The fighting in the Donbas may be winding down, but Ukraine’s war with Russia will continue as long as Vladimir Putin believes that Ukraine must become his subject.
Now more than ever Ukraine’s survival as a democratic Western state depends on the continued strengthening of Ukraine’s military capability and the acceleration of reform.
An ostensibly peaceful Russia wedded to imperial expansion is no less of a military threat to Ukraine than an openly hostile Russia wedded to imperial expansion. The West is too preoccupied with its own problems and too indifferent to Putin’s destruction of the post-war international order to save Ukraine.
Only Ukraine can protect itself from further Russian predations by acquiring a first-class military able to deter all but the craziest of Russian leaders. Meanwhile, a first-class military is impossible without a strong economy, which in turn is impossible without serious, sustained reform.
As difficult as introducing reform has been, it’s about to get much harder—for two reasons.
First, the seeming end to fighting will incline some Ukrainian policymakers to conclude that the Russian threat has waned and that they can relax.
Second, it now looks like Ukraine may actually have to reintegrate the Donbas enclave sometime in the near future. I’ve been arguing ad nauseam that Ukraine would be infinitely better off by keeping the enclave on the other side of a high wall. Alas, my argument may be about to become moot, as—or if—Minsk-2 is implemented.
Signed in February 2015, the Minsk-2 accords propose a series of steps—a cease-fire, an exchange of prisoners, a constitutional amendment regarding the Donbas enclave’s status, Russian withdrawal, local elections, and Ukrainian control of the enclave’s border with Russia—that are supposed to end the war and usher in peace. The problem with the deal is that Ukraine expects Minsk-2 to lead to its reassertion of sovereignty, that Russia expects it to produce Ukrainian subservience, and that the separatists expect it to reinforce their rule.
It’s therefore perfectly possible that Minsk-2 will break down, as all sides realize there is no way to finesse their incompatible demands. The result could be a frozen conflict, with the added advantage that Russia might be reluctant to renew hostilities and incur sanctions. Were that to happen, Kyiv should formally declare that the Donbas enclave is occupied territory that falls under the purview of the occupying power, Russia.
If Putin’s proxies are less strategically daft than he is, they might push for reintegration and thereby put Ukraine in the hot seat. As absolutely everyone knows, the enclave—and indeed the whole Donbas, even the part occupied by Ukrainian forces—has been and still is ruled by criminal clans, criminal oligarchs, criminal mafias, and—the latest twist—criminal separatists and criminal warlords. Most of the population is unremittingly hostile to everything the new Ukraine stands for. The economy is in ruins.
If anyone knows how Ukraine is supposed to reintegrate this cancerous region without infecting itself in the process, please tell me.

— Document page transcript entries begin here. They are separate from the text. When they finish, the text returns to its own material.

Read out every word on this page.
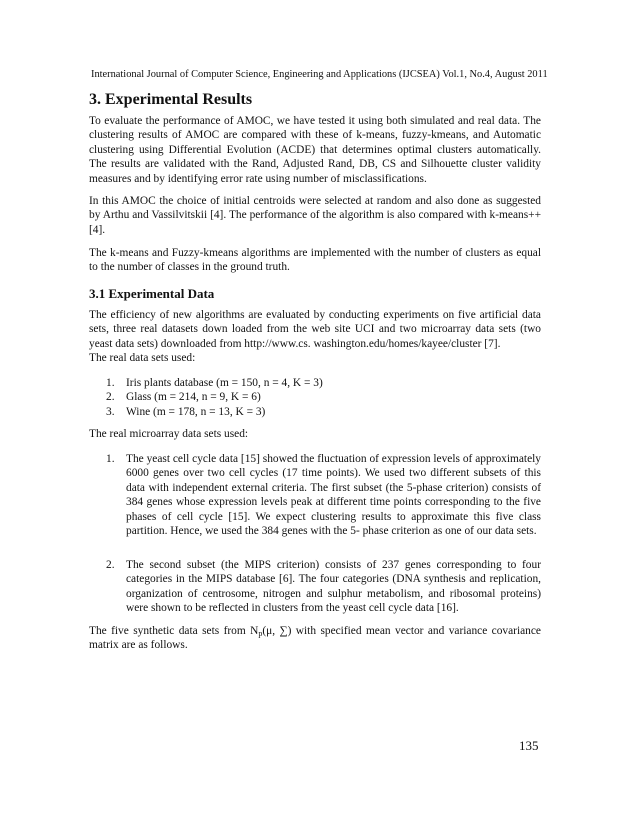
International Journal of Computer Science, Engineering and Applications (IJCSEA) Vol.1, No.4, August 2011
3. Experimental Results

To evaluate the performance of AMOC, we have tested it using both simulated and real data. The clustering results of AMOC are compared with these of k-means, fuzzy-kmeans, and Automatic clustering using Differential Evolution (ACDE) that determines optimal clusters automatically. The results are validated with the Rand, Adjusted Rand, DB, CS and Silhouette cluster validity measures and by identifying error rate using number of misclassifications.

In this AMOC the choice of initial centroids were selected at random and also done as suggested by Arthu and Vassilvitskii [4]. The performance of the algorithm is also compared with k-means++ [4].

The k-means and Fuzzy-kmeans algorithms are implemented with the number of clusters as equal to the number of classes in the ground truth.

3.1 Experimental Data

The efficiency of new algorithms are evaluated by conducting experiments on five artificial data sets, three real datasets down loaded from the web site UCI and two microarray data sets (two yeast data sets) downloaded from http://www.cs. washington.edu/homes/kayee/cluster [7].

The real data sets used:

1. Iris plants database (m = 150, n = 4, K = 3)
2. Glass (m = 214, n = 9, K = 6)
3. Wine (m = 178, n = 13, K = 3)

The real microarray data sets used:

1. The yeast cell cycle data [15] showed the fluctuation of expression levels of approximately 6000 genes over two cell cycles (17 time points). We used two different subsets of this data with independent external criteria. The first subset (the 5-phase criterion) consists of 384 genes whose expression levels peak at different time points corresponding to the five phases of cell cycle [15]. We expect clustering results to approximate this five class partition. Hence, we used the 384 genes with the 5- phase criterion as one of our data sets.
2. The second subset (the MIPS criterion) consists of 237 genes corresponding to four categories in the MIPS database [6]. The four categories (DNA synthesis and replication, organization of centrosome, nitrogen and sulphur metabolism, and ribosomal proteins) were shown to be reflected in clusters from the yeast cell cycle data [16].

The five synthetic data sets from $N_p(\mu$, ∑) with specified mean vector and variance covariance matrix are as follows.

135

The challenge would be enormous even if Ukraine defeated the Russian separatists and occupied the territory. And Ukraine has not defeated the rebels. Nor will it ever occupy the enclave and impose its will without reigniting the war.
Instead, Ukraine will have to reintegrate an unreconstructed and unreconstructable region. That’s what Minsk-2 mandates. And that’s been the declared goal of the Ukrainian political establishment.
As they say, be careful what you wish for. It may come true.
There’s only one way for a potentially reintegrated Donbas enclave to wreak minimal damage on Ukraine.
Kyiv should quarantine the territory and its thugs by giving it, and them, almost complete sovereignty within a confederal relationship with Ukraine.
Neither Kyiv nor the enclave would interfere in each other’s internal or external political affairs. Both sides would pursue their own economic policies, refrain from subsidizing each other, keep all the taxes they collect, and pursue trade with whomever they desire. Each side would be responsible for law and order, speak whichever language it desires, remember what it wants to remember, and honor whomever it wants to honor. Other issues would be stickier (Would there be one army or two? Would the enclave pursue its own foreign policy? Would there be one president or two?), but not immune to creative solutions.
Russia and its separatist thugs—along with France, Germany, and the United States—would be hard-pressed to say nyet to such a deal, while Kyiv and Ukraine’s hotheads could claim victory and declare that Ukraine is whole again.
Do confederations work in the medium to long term? Rarely, unless, as in the case of the Swiss, there are special circumstances that overcome the centrifugal forces built into them.
If the Ukrainian confederation works, great. Ukraine proper will reform, while the enclave goes to the hell of its choice. If the confederation doesn’t work and both sides agree to go their own way—perhaps like the Czechs and the Slovaks—what’s not to like?